Retrato de Maria I by Hans Eworth, 1554. National Portrait Gallery. London

10 de junio de 2013

Catalina de Aragón vs. Ana Bolena

© Julia Siles Ortega. 2009

Hoy os presento a dos mujeres que van a desempeñar, cada cual a su modo, un rol decisivo en la vida de María. Aquí esbozo una muy pequeña parte de su personalidad y su carácter. Es sólo una breve introducción a los personajes que en la novela tendrán, como es natural, un papel mucho más significativo.

Comparar a estas dos mujeres en el contexto social, político y religioso de la Inglaterra del siglo XVI daría pie a más de una tesis doctoral. Aquí me limitaré a esbozar lo más destacado de ambas, lo que las distingue y las enfrenta, más allá de la figura omnipresente de Enrique VIII.



De entrada, pertenecen a dos mundos distintos: el germano y el latino. Es una cuestión de caracteres. Por un lado la piedad, la sumisión y la resignación a permanecer en un estatus femenino del que no se puede escapar, ni siquiera siendo reina; por el otro, el pragmatismo inglés y la ambición desmedida, hija del inconformismo y de la soberbia. Dos temperamentos y dos credos muy distintos. Por un lado: la reina católica, humilde y paciente. Sometida primero a la voluntad de sus padres para inclinarse, más tarde, ante la de su caprichoso esposo. Una mujer sencilla y de pocos alardes, digna y discreta. Por el otro: una joven educada en los placeres mundanos, a la que gusta que la miren y la admiren; una mujer que no se conforma con el lugar que ocupa en la sociedad y en la corte. Quiere más de lo que la vida le ha ofrecido hasta ahora, y sabe muy bien cómo conseguirlo.
¿Acaso no es piadosa, no es temerosa de Dios? Sí, por supuesto, ¿quién se atrevería a no serlo en esos tiempos? Pero una cosa es la devoción religiosa y la lectura privada e íntima de la Biblia, y otra muy distinta la vida fastuosa dn la corte.
Comparar a Catalina y a Ana es comparar la inflexibilidad, el rigor y la obstinación del catolicismo frente al sentido común, la maleabilidad y la tolerancia del protestantismo. Tan importante como su juventud y su fertilidad innegables, es el hecho de que Ana abraza ya las ideas reformistas que han ido infiltrándose en Inglaterra en los últimos años. ¿Habría consentido una mujer católica en que Enrique rompiera con la Iglesia de Roma, hubiera podido sobrellevar ese sentimiento de culpa?
Ana no se sentirá culpable de esa ruptura con el Papa, antes al contrario: la incitará, la provocará conscientemente. La voluntad de Enrique —que es la suya misma— está por encima de todo. Incluso por encima de la obediencia a Roma.
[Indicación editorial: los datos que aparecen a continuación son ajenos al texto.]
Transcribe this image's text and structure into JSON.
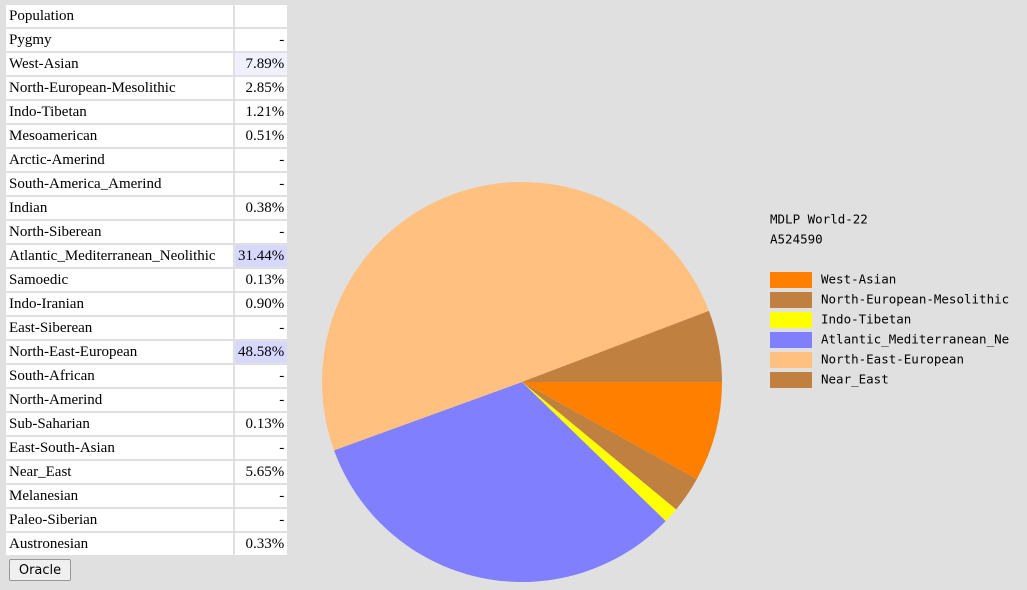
{
  "table": {
    "header": {
      "title": "Population"
    },
    "rows": [
      [
        "Pygmy",
        "-"
      ],
      [
        "West-Asian",
        "7.89%"
      ],
      [
        "North-European-Mesolithic",
        "2.85%"
      ],
      [
        "Indo-Tibetan",
        "1.21%"
      ],
      [
        "Mesoamerican",
        "0.51%"
      ],
      [
        "Arctic-Amerind",
        "-"
      ],
      [
        "South-America_Amerind",
        "-"
      ],
      [
        "Indian",
        "0.38%"
      ],
      [
        "North-Siberean",
        "-"
      ],
      [
        "Atlantic_Mediterranean_Neolithic",
        "31.44%"
      ],
      [
        "Samoedic",
        "0.13%"
      ],
      [
        "Indo-Iranian",
        "0.90%"
      ],
      [
        "East-Siberean",
        "-"
      ],
      [
        "North-East-European",
        "48.58%"
      ],
      [
        "South-African",
        "-"
      ],
      [
        "North-Amerind",
        "-"
      ],
      [
        "Sub-Saharian",
        "0.13%"
      ],
      [
        "East-South-Asian",
        "-"
      ],
      [
        "Near_East",
        "5.65%"
      ],
      [
        "Melanesian",
        "-"
      ],
      [
        "Paleo-Siberian",
        "-"
      ],
      [
        "Austronesian",
        "0.33%"
      ]
    ]
  },
  "button": {
    "label": "Oracle"
  },
  "chart_data": {
    "type": "pie",
    "title": "MDLP World-22",
    "subtitle": "A524590",
    "categories": [
      "West-Asian",
      "North-European-Mesolithic",
      "Indo-Tibetan",
      "Atlantic_Mediterranean_Ne",
      "North-East-European",
      "Near_East"
    ],
    "values": [
      7.89,
      2.85,
      1.21,
      31.44,
      48.58,
      5.65
    ],
    "colors": [
      "#ff8000",
      "#c08040",
      "#ffff00",
      "#8080ff",
      "#ffc080",
      "#c08040"
    ]
  }
}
Culturalmente, ambas mujeres están a la par; las dos han recibido una esmerada educación humanista. Probablemente la más acusada diferencia sea que, mientras que una fue educada en una España oscura, de intolerancia religiosa propiciada por la temible Inquisición, la otra pasó su infancia y adolescencia en la corte francesa: alegre y festiva, donde los placeres no sólo estaban permitidos, sino que parecían de obligado disfrute.